When a issue is fixed it's marked RESOLVED and given one of the following resolutions.
- A fix for this issue has been checked into the tree and tested by the person marking it FIXED.
- The problem described is not a issue, or not a issue in OpenOffice.org.
- The problem described is a issue which will never be fixed.
- The problem described is a issue which will not be fixed in this version of the product.
- The problem described is a issue which will probably not be fixed in this version of the product, but might still be.
- The problem is a duplicate of an existing issue. Marking a issue duplicate requires the issue number of the duplicating issue and will add a comment with the issue number into the description field of the issue it is a duplicate of.
- All attempts at reproducing this issue were futile. If more information appears later, please re-assign the issue, for now, file it.
- The issue was specific to a particular OpenOffice.org-based distribution and didn't affect OpenOffice.org code.
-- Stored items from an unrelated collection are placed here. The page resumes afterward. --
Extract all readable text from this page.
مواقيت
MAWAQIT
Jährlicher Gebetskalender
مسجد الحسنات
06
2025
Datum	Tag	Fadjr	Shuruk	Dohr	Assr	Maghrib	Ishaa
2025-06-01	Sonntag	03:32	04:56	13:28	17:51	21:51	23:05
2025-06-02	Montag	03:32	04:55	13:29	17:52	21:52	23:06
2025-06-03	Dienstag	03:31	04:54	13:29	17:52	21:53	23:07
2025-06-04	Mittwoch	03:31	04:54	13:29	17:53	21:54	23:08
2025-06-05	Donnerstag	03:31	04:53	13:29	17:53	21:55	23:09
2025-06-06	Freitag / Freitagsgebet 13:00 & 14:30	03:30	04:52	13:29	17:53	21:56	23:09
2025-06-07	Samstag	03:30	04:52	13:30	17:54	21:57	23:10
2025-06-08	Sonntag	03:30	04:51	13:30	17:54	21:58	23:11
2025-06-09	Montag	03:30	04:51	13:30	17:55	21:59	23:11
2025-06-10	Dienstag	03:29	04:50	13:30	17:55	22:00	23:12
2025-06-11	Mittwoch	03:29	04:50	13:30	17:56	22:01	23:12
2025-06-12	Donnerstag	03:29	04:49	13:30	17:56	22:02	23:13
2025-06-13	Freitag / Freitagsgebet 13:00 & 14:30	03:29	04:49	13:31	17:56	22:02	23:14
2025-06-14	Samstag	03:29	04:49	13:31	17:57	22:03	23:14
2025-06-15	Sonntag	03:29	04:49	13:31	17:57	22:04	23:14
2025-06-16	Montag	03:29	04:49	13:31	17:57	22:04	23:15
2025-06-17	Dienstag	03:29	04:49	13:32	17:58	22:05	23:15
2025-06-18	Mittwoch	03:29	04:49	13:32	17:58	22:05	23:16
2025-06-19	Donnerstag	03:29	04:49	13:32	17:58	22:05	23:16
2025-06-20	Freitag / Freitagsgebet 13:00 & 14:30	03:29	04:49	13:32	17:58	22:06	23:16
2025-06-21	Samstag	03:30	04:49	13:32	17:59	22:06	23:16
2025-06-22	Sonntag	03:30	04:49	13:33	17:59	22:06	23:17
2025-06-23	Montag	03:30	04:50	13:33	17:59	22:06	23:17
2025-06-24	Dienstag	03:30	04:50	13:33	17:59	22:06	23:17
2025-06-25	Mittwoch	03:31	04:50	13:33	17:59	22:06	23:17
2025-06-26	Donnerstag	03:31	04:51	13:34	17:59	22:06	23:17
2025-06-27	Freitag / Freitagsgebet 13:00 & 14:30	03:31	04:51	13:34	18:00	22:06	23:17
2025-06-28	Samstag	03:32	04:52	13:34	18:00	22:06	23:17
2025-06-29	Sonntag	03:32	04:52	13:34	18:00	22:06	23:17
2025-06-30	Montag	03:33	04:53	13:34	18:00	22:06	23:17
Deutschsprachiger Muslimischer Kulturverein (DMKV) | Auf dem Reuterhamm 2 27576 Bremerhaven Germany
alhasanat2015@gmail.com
One such scenario are defects reported against Sun's product version of OpenOffice.org. The issue was moved to the bug database of the distributor of the affected OpenOffice.org derivative.
QA looks at resolved issues and to make sure the appropriate action has been taken. If they agreee, the issue is marked VERIFIED. Issues remain in this state until the product ships, at which time the issue is marked CLOSED. issues may come back to life by becoming REOPENED.
Be careful when changing the status of someone else's issues. Instead of making the change yourself, its usually best to make a note of your proposed change as a comment and to let the issue's owner review this and make the change themselves. For instance, if you think one issue is a duplicate of another, make a note of it in the Additional Comments section.
If you make a lot of useful comments to someone's issues they may come to trust your judgement and ask you to go ahead and make the changes yourself, but unless they do, its best to be cautious and only make comments.